We slept in later knowing that there’d be a long walk ahead. The town we stayed in really has nothing going for it except for a rather famous mountain called 年保玉则. It is a sacred mountain in Tibetan culture, and it is also a great place for backpackers to take a 3-4 day trip through the mountains. Its lowest point is 4000m above sea level, high enough to cause most people altitude sickness!
Originally we intended to hike for 3 days. But several problems we faced was the fact that we didn’t have a stove, and we didn’t do our homework in terms of routing. People come here with topographical maps with exact positions of their campsites! We really didn’t want to get lost =P Another problem was, we have TOO much stuff. People come here for the sole purpose of backpacking, but for us we have a lot of first world items like laptops, toilet paper etc.
The biggest hurdle though, was the fact that we were getting totally ripped off if we got a guide and mule! They’d charge us an extra day since we’d be exiting in another part of the park, but we figured we might as well since we already made it out so far…. BUT after agreeing on the price, out of nowhere they jacked up the price by another 30% because “We only have male guides, and they cost 30% more” W T F. So at that point we were like F U, and we went by ourselves (after unloading some first world items).
We started at about 1:30pm, and the sun was hiding gently behind some clouds. By about 2:30pm, it made a turn for the worst. Clouds brewed overhead, and it started drizzling a bit. We didn’t mind as we have Gore-Tex hardshells just for this purpose… but soon the drizzle turned into HAIL. What came from the sky really didn’t matter though, it was what was on the ground. We were walking around a lake, and the side we took pretty much had no trail. Either you made your own trail by walking through waist-high bushes, or step into ankle-deep mud trails. We kept on, and by the time we got to a camping area at 6pm, the rain stopped and the sun came back up again. Crazy weather!

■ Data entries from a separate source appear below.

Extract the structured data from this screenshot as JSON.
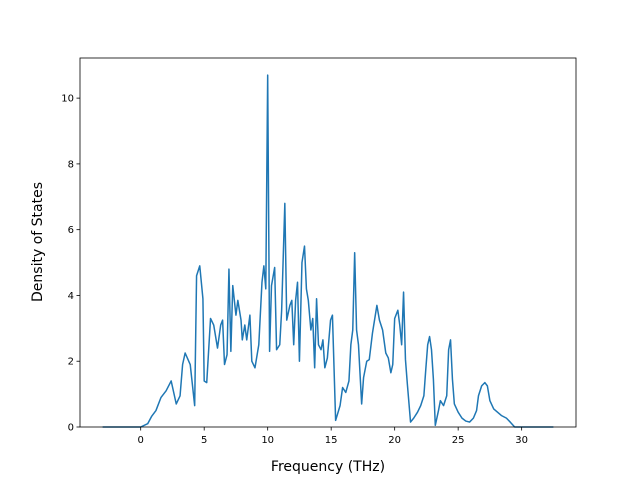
{
  "chart_data": {
    "type": "line",
    "x_label": "Frequency (THz)",
    "y_label": "Density of States",
    "color": "#1f77b4",
    "xlim": [
      -4.78,
      34.28
    ],
    "ylim": [
      0,
      11.22
    ],
    "xticks": [
      0,
      5,
      10,
      15,
      20,
      25,
      30
    ],
    "yticks": [
      0,
      2,
      4,
      6,
      8,
      10
    ],
    "x": [
      -3,
      0,
      0.55,
      0.87,
      1.2,
      1.6,
      2.0,
      2.4,
      2.8,
      3.1,
      3.3,
      3.5,
      3.9,
      4.25,
      4.4,
      4.65,
      4.9,
      5.0,
      5.2,
      5.5,
      5.75,
      6.05,
      6.3,
      6.45,
      6.6,
      6.8,
      6.95,
      7.1,
      7.25,
      7.5,
      7.65,
      7.9,
      8.0,
      8.2,
      8.35,
      8.6,
      8.75,
      9.0,
      9.3,
      9.55,
      9.7,
      9.85,
      10.0,
      10.15,
      10.3,
      10.55,
      10.7,
      10.95,
      11.1,
      11.35,
      11.5,
      11.75,
      11.9,
      12.05,
      12.2,
      12.35,
      12.5,
      12.7,
      12.9,
      13.05,
      13.2,
      13.4,
      13.55,
      13.7,
      13.85,
      14.0,
      14.2,
      14.35,
      14.5,
      14.7,
      14.95,
      15.1,
      15.35,
      15.7,
      15.9,
      16.15,
      16.4,
      16.55,
      16.7,
      16.85,
      17.0,
      17.15,
      17.4,
      17.55,
      17.8,
      18.0,
      18.25,
      18.6,
      18.8,
      19.05,
      19.3,
      19.5,
      19.7,
      19.85,
      20.0,
      20.25,
      20.4,
      20.55,
      20.7,
      20.85,
      21.0,
      21.25,
      21.5,
      21.8,
      22.05,
      22.3,
      22.45,
      22.6,
      22.75,
      22.9,
      23.05,
      23.2,
      23.45,
      23.6,
      23.85,
      24.1,
      24.25,
      24.4,
      24.55,
      24.7,
      25.0,
      25.3,
      25.6,
      25.9,
      26.2,
      26.45,
      26.6,
      26.85,
      27.1,
      27.3,
      27.5,
      27.8,
      28.1,
      28.4,
      28.8,
      29.1,
      29.45,
      32.5
    ],
    "values": [
      0,
      0,
      0.1,
      0.33,
      0.5,
      0.9,
      1.1,
      1.4,
      0.7,
      0.95,
      1.9,
      2.25,
      1.9,
      0.65,
      4.6,
      4.9,
      3.9,
      1.4,
      1.35,
      3.3,
      3.1,
      2.4,
      3.1,
      3.25,
      1.9,
      2.2,
      4.8,
      2.3,
      4.3,
      3.4,
      3.85,
      3.25,
      2.65,
      3.1,
      2.65,
      3.4,
      2.0,
      1.8,
      2.5,
      4.4,
      4.9,
      4.2,
      10.7,
      2.3,
      4.3,
      4.85,
      2.35,
      2.5,
      3.55,
      6.8,
      3.25,
      3.7,
      3.85,
      2.5,
      3.85,
      4.4,
      2.0,
      5.0,
      5.5,
      4.2,
      3.85,
      2.95,
      3.3,
      1.8,
      3.9,
      2.5,
      2.35,
      2.65,
      1.8,
      2.1,
      3.25,
      3.4,
      0.2,
      0.65,
      1.2,
      1.05,
      1.4,
      2.5,
      2.95,
      5.3,
      2.95,
      2.5,
      0.7,
      1.5,
      2.0,
      2.05,
      2.85,
      3.7,
      3.25,
      2.95,
      2.25,
      2.1,
      1.65,
      1.9,
      3.3,
      3.55,
      3.1,
      2.5,
      4.1,
      2.05,
      1.3,
      0.15,
      0.27,
      0.45,
      0.65,
      0.95,
      1.75,
      2.5,
      2.75,
      2.35,
      1.45,
      0.05,
      0.5,
      0.8,
      0.65,
      0.95,
      2.35,
      2.65,
      1.45,
      0.7,
      0.45,
      0.27,
      0.18,
      0.15,
      0.27,
      0.5,
      0.95,
      1.25,
      1.35,
      1.25,
      0.8,
      0.55,
      0.45,
      0.35,
      0.27,
      0.15,
      0,
      0
    ]
  }
}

After carrying it for so long, we finally get to use our camping gear! And fortunately for us the skies cleared up enough for us to cuddle in our so sooo comfy sleeping bag and still see the stars up above…
- The scenery
- Looks can be deceiving… green shrubs not good trails make
- WE JUST CAN’T ESCAPE PILES OF POOP
- Sunset after the storm..
- Big Agnes Fly Creek UL2 x 年保玉则
Let me know if you are interested in submitting an article on the topic “A tryst with nature”
Send me an email with the link and a short bio of yours to ver.akanksha@gmail.com before Thursday, Aug 16th
how do u nevigate? iphone?
first world item, toliet paper, a good way to get less toliet paper, wipe your face, your hands, dry them, then wipe ur A*S, it is 50% more efficient
It was just a lake, so we just walked around it =)
Asking locals is also an easy way to navigate, there are a lot of nomads herding all over the mountains too!
wish to be there in april next year. Is it far from Jiuzhi town? and how to be there?
Thanks
The town itself is nothing to write home about, and if you plan on camping/hiking, best to bring supplies (Food!) yourself. Its about 45min car ride over from Jiuzhi, plenty of taxis willing to take you there for a price. Just make sure to haggle!